Hâdî olanın adıyla.
Allah’ın insanı ve varlığı yarattığında onları kendi başlarına bırakmadığı, cümlenin malumudur. Hz. Adem’den (a.s.) Peygamber Efendimize (s.a.v.) kadar adını bildiğimiz bilmediğimiz bütün peygamberler insanın inanç ihtiyacının sağlıklı ve doğru bir asla dayanması gerektiğini anlatmışlar, hatırlatmışlardır. Bunun sebebi, insanın inançsız yapamıyor oluşudur. Bir varlık olarak insan, beslenmeye ihtiyaç duyduğu gibi inanmaya da ihtiyaç duyar. Bu ihtiyaç, bir biçimde giderilir; ya ilahi olana inanır insan ya da o ilahın yarattığı bir varlığa. İnsanlık tarihi, bu konuda sonsuz örnekle doludur.
İnsanlık son üç yüzyılda dinden büyük kopuşlar yaşadı. Dinden kopuşlar yaşandı yaşanmasına da inançtan kopulamadı. Çünkü insan, inanan varlıktır; inanma ihtiyacında olan bir varlık. Bu sebepten İslam’dan, Hıristiyanlık’tan vb. dinlerden uzaklaşanlar, ayrılanlar inançsız yaşayamadıkları için o boşluğu başka inançlarla doldurmaya çalıştılar. Çünkü tabiat boşluk kabul etmezdi. İnançsız olunamayacağı, aynelyakin görülmüş oldu.
Modern hayat insana inançsızlığı dayatırken, onu savunmasız bırakmış, gücünü kuvvetini kırmıştır. Sosyal ve psikolojik sorunların temelinde, arka planında bu durum yatmaktadır. Dünyanın doğusundan batısına, kuzeyinden güneyine, Müslümanından Hıristiyanına, eğitimlisinden eğitimsizine, şehirlisinden köylüsüne modernizme, onun hayat ve düşünce tarzına muhatap her toplum, üzerine tuz dökülmüş buz misali çözülmüştür, dağılmıştır. Dergimiz İnsicam, bu sayısında son zamanlarda iyice artan farklı ve değişik inanç ve yaşayış arayışlarını, bunların biçimlerini, sebeplerini, yol açtığı sorunları dosya konusu olarak işlemeye çalıştı. Umarız ki, siz kıymetli okuyucularımız için müfîd bir dosya olmuştur.
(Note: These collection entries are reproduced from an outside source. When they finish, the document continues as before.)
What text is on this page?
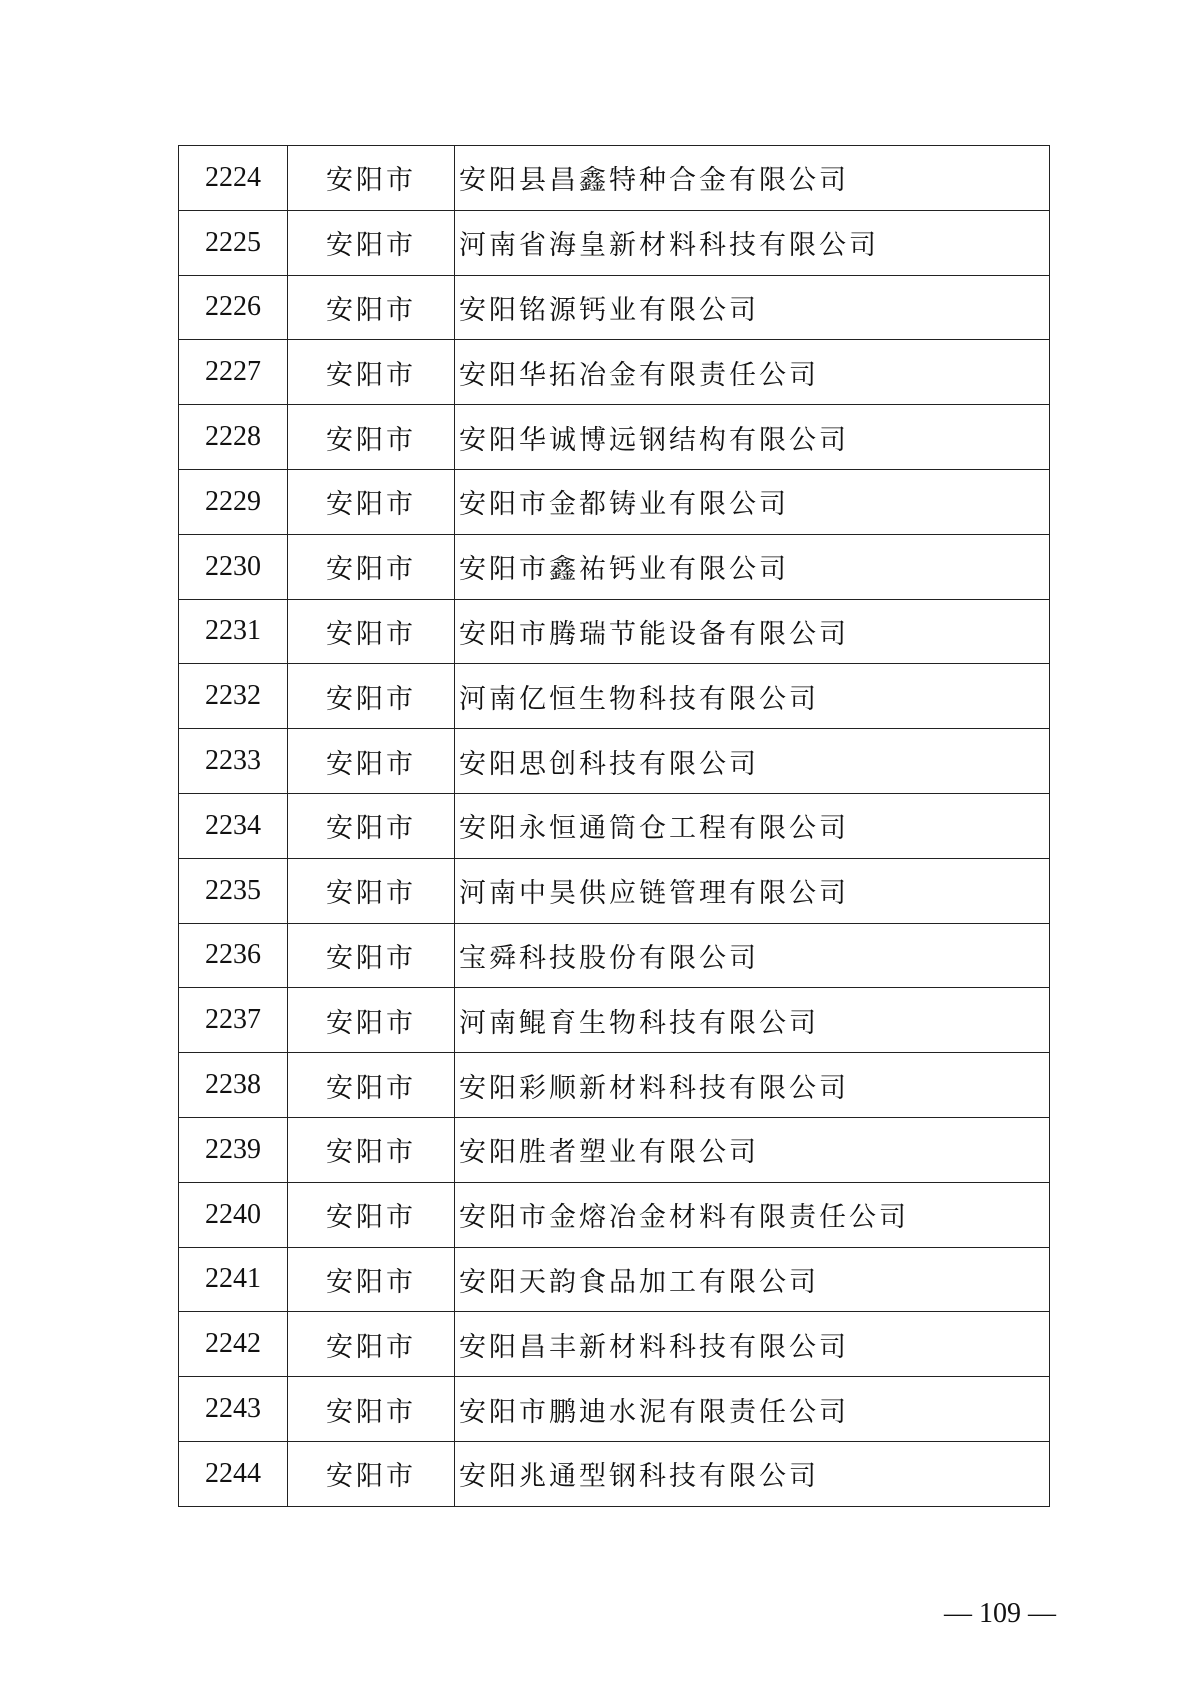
2224	安阳市	安阳县昌鑫特种合金有限公司
2225	安阳市	河南省海皇新材料科技有限公司
2226	安阳市	安阳铭源钙业有限公司
2227	安阳市	安阳华拓冶金有限责任公司
2228	安阳市	安阳华诚博远钢结构有限公司
2229	安阳市	安阳市金都铸业有限公司
2230	安阳市	安阳市鑫祐钙业有限公司
2231	安阳市	安阳市腾瑞节能设备有限公司
2232	安阳市	河南亿恒生物科技有限公司
2233	安阳市	安阳思创科技有限公司
2234	安阳市	安阳永恒通筒仓工程有限公司
2235	安阳市	河南中昊供应链管理有限公司
2236	安阳市	宝舜科技股份有限公司
2237	安阳市	河南鲲育生物科技有限公司
2238	安阳市	安阳彩顺新材料科技有限公司
2239	安阳市	安阳胜者塑业有限公司
2240	安阳市	安阳市金熔冶金材料有限责任公司
2241	安阳市	安阳天韵食品加工有限公司
2242	安阳市	安阳昌丰新材料科技有限公司
2243	安阳市	安阳市鹏迪水泥有限责任公司
2244	安阳市	安阳兆通型钢科技有限公司
— 109 —
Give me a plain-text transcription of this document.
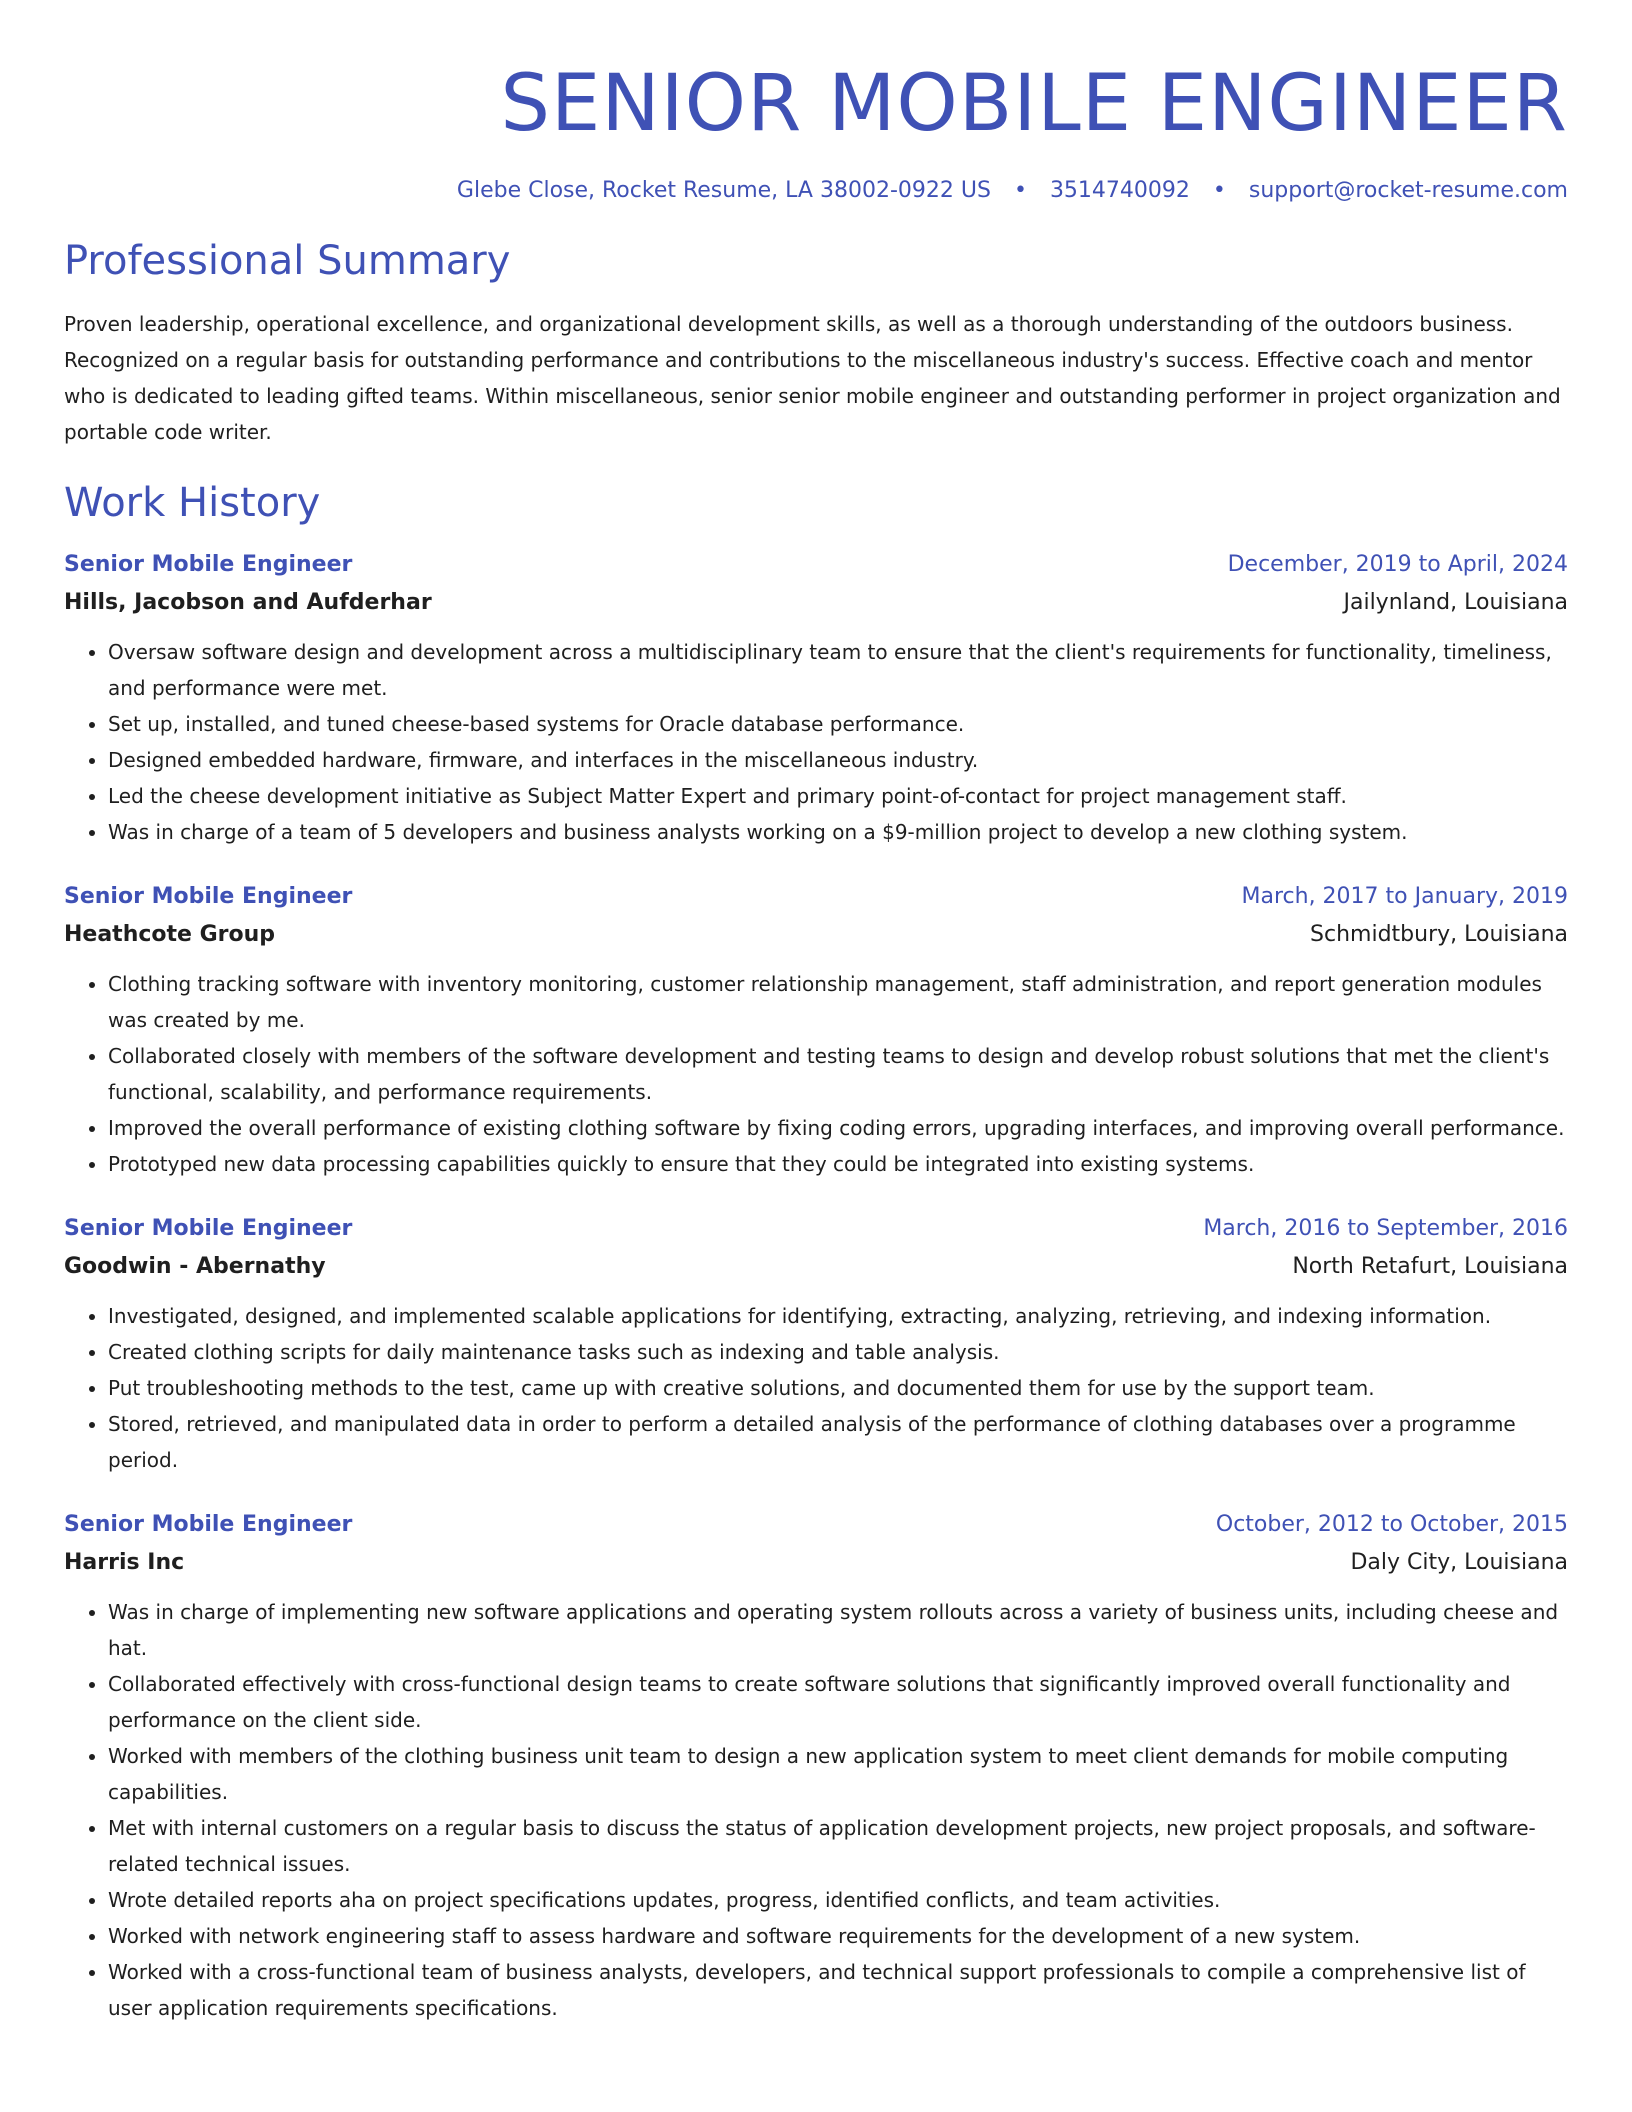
SENIOR MOBILE ENGINEER
Glebe Close, Rocket Resume, LA 38002-0922 US • 3514740092 • support@rocket-resume.com
Professional Summary
Proven leadership, operational excellence, and organizational development skills, as well as a thorough understanding of the outdoors business. Recognized on a regular basis for outstanding performance and contributions to the miscellaneous industry's success. Effective coach and mentor who is dedicated to leading gifted teams. Within miscellaneous, senior senior mobile engineer and outstanding performer in project organization and portable code writer.
Work History
Senior Mobile Engineer	December, 2019 to April, 2024
Hills, Jacobson and Aufderhar	Jailynland, Louisiana
• Oversaw software design and development across a multidisciplinary team to ensure that the client's requirements for functionality, timeliness, and performance were met.
• Set up, installed, and tuned cheese-based systems for Oracle database performance.
• Designed embedded hardware, firmware, and interfaces in the miscellaneous industry.
• Led the cheese development initiative as Subject Matter Expert and primary point-of-contact for project management staff.
• Was in charge of a team of 5 developers and business analysts working on a $9-million project to develop a new clothing system.
Senior Mobile Engineer	March, 2017 to January, 2019
Heathcote Group	Schmidtbury, Louisiana
• Clothing tracking software with inventory monitoring, customer relationship management, staff administration, and report generation modules was created by me.
• Collaborated closely with members of the software development and testing teams to design and develop robust solutions that met the client's functional, scalability, and performance requirements.
• Improved the overall performance of existing clothing software by fixing coding errors, upgrading interfaces, and improving overall performance.
• Prototyped new data processing capabilities quickly to ensure that they could be integrated into existing systems.
Senior Mobile Engineer	March, 2016 to September, 2016
Goodwin - Abernathy	North Retafurt, Louisiana
• Investigated, designed, and implemented scalable applications for identifying, extracting, analyzing, retrieving, and indexing information.
• Created clothing scripts for daily maintenance tasks such as indexing and table analysis.
• Put troubleshooting methods to the test, came up with creative solutions, and documented them for use by the support team.
• Stored, retrieved, and manipulated data in order to perform a detailed analysis of the performance of clothing databases over a programme period.
Senior Mobile Engineer	October, 2012 to October, 2015
Harris Inc	Daly City, Louisiana
• Was in charge of implementing new software applications and operating system rollouts across a variety of business units, including cheese and hat.
• Collaborated effectively with cross-functional design teams to create software solutions that significantly improved overall functionality and performance on the client side.
• Worked with members of the clothing business unit team to design a new application system to meet client demands for mobile computing capabilities.
• Met with internal customers on a regular basis to discuss the status of application development projects, new project proposals, and software-related technical issues.
• Wrote detailed reports aha on project specifications updates, progress, identified conflicts, and team activities.
• Worked with network engineering staff to assess hardware and software requirements for the development of a new system.
• Worked with a cross-functional team of business analysts, developers, and technical support professionals to compile a comprehensive list of user application requirements specifications.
Ekim ayında iki kişinin ölümü gündemin üst sıralarındaydı. Bunların ilki 7 Ekim 2023 Cumartesi günü başlayan Aksâ Tufanı’nın mimarı olarak bilinen, HAMAS’ın önde gelen ve üst düzey isimlerinden olan Yahya İbrahim Sinvâr’dı (16 Ekim 2024). Bir ekim günü (29 Ekim 1962) başlayan hayatı, aynı ayda güzel bir ölümle nihayete erdi. Dünya, onun er kişi olduğuna tanıklık etti. Müslümanca yaşadı, şehîd olmayı arzu etti, Allah Teâlâ Sinvâr’ın arzusunu gerçekleştirdi, onu katına şehîd olarak aldı. Rabbimiz Yahya komutanın şehadetini kabul etsin, onu Peygamber Efendimiz’e ve şehîdlerin efendisi Hz. Hamza’ya komşu kılsın, bizleri de şehadetine nâil eylesin.
Diğeri ise, yıllardır hizmetinde bulunduğu Amerika Birleşik Devletleri’nde yaşayan Fetullah Gülen’di (20 Ekim 2024). O, zaten bir ölüydü. Bu topraklara, bu ülkeye sırtını döndüğünde kendi ölümünü ilan etmişti. Milletimiz onu yaptığı ihanetlerle hatırlayacak; milletin parasını milletin aleyhine kullanarak, milletin evlatlarını millete silah çektirerek, nezahet, nezaket ve zarafet dini olan İslam’ı kirleterek, milletin ve ülkenin imkânlarını, gücünü, kuvvetini yıllardır boşa harcayarak yaptığı ihanetlerle. Ülkemizin ve milletimizin hiçbir hakkı helal olmasın! Onu Hayru’l-hâkimîn, Ahkemü’l-hâkimîn, Serîu’l-hisâb, Şedîdü’l-ıkâb olana havale ediyoruz.
Aralık sayımızda buluşmak üzere Hâdî olana; en doğruya, en güzele, en iyiye ulaştırana emanet olunuz.